On Friday, as many Canadians prepared for a Thanksgiving weekend of indulgence and gluttony (and maybe a little actual giving thanks), workers at Foxconn’s factory in Zhengzhou, China were suffering enough abuse at the hands of their Foxconn overlords that they walked off the job for several hours, temporarily disrupting production of the iPhone 5.

If such an occurrence were an isolate incident it would likely not even make a ripple in public opinion over Apple, but the fact that this event is but the latest in a long line of worker abuses along Apple’s supply line means that this problem won’t soon be forgotten…at least by me.

According to ethical working standards watchdog China Labor Watch, the strike was a product of strict and unrealistic production demands imposed on the workers by managers at the Foxconn factory in question on Friday. The report states that frustrations grew as workers complained they weren’t offered the corresponding training needed to meet the new production demands, resulting in the workers turning out products that didn’t meet the established standards.

The failure to meet the production quota, in turn, led Foxconn to place even more pressure on workers, with reports that employees were forced to work through a national holiday and, to make matters much worse, that some were even beaten.

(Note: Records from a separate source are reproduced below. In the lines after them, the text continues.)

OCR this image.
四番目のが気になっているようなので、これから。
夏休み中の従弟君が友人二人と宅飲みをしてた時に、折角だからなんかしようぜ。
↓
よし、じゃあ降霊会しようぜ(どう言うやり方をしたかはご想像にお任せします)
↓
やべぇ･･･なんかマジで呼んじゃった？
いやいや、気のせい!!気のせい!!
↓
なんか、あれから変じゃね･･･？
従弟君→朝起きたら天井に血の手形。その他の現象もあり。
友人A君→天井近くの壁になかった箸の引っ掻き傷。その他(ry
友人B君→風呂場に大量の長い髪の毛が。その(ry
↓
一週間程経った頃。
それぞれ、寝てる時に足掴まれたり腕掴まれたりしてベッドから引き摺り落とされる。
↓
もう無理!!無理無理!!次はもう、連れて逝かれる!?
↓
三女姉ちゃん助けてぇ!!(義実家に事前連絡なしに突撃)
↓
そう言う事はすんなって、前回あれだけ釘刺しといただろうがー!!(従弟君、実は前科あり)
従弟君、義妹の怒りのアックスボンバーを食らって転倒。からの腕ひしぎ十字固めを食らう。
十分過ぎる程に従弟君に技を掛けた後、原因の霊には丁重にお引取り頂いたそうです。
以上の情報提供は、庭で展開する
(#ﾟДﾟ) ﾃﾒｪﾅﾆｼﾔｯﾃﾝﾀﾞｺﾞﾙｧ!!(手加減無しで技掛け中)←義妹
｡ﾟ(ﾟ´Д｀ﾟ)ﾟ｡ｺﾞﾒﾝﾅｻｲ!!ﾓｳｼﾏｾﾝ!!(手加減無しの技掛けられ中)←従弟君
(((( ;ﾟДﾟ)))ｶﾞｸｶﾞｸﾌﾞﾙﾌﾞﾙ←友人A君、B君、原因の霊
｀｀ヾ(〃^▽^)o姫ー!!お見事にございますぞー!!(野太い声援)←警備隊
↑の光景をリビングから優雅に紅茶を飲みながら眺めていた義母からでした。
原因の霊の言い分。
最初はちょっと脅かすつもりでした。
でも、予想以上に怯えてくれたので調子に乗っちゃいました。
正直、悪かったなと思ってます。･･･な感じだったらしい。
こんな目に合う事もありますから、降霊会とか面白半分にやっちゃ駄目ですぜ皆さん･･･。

The strike itself lasted several hours and at its peek involved three to four thousand production workers.

While its clear that despite the claims by Apple and Foxconn that the ethical issues surrounding working conditions along the iPhone 5 production line are not going away, perhaps its better that they don’t…at least better for Apple.

As one of my fellow writers here at theTelecomblog insightfully commented in response to my recent report about the iPhone 5 not meeting ethical production standards, “People know about this, they just don’t care.” While Apple initially struggled with the public relations nightmare sparked by a New York Times exposé earlier this year, the reality of the situation is that, like everything else, the North American public has become desensitized.

As David Johnson, principal with Strategic Vision, told MacNewWorld, it’s not that news of worker mistreatment is met with total indifference by the North American public, but simply due to the quantity of reports consumers are becoming immune.

In fact, as Johnson explains, its human nature to focus more on the suffering of an individual as opposed to a larger group, meaning that strictly from a PR perspective, if groups like China Labor Watch and SumOfUs.org really want to get the message out, they would be better served to find one image or symbol around which consumers can rally; it’ll be the only way these reports really hit home.

In the end, while the irony of my continued reporting on this matter assisting in the desensitization of the American public (ultimately assisting Apple in making this issue go away) is not lost on me, I nevertheless feel some responsibility to continue participating in public awareness…I just may need to find a different tack.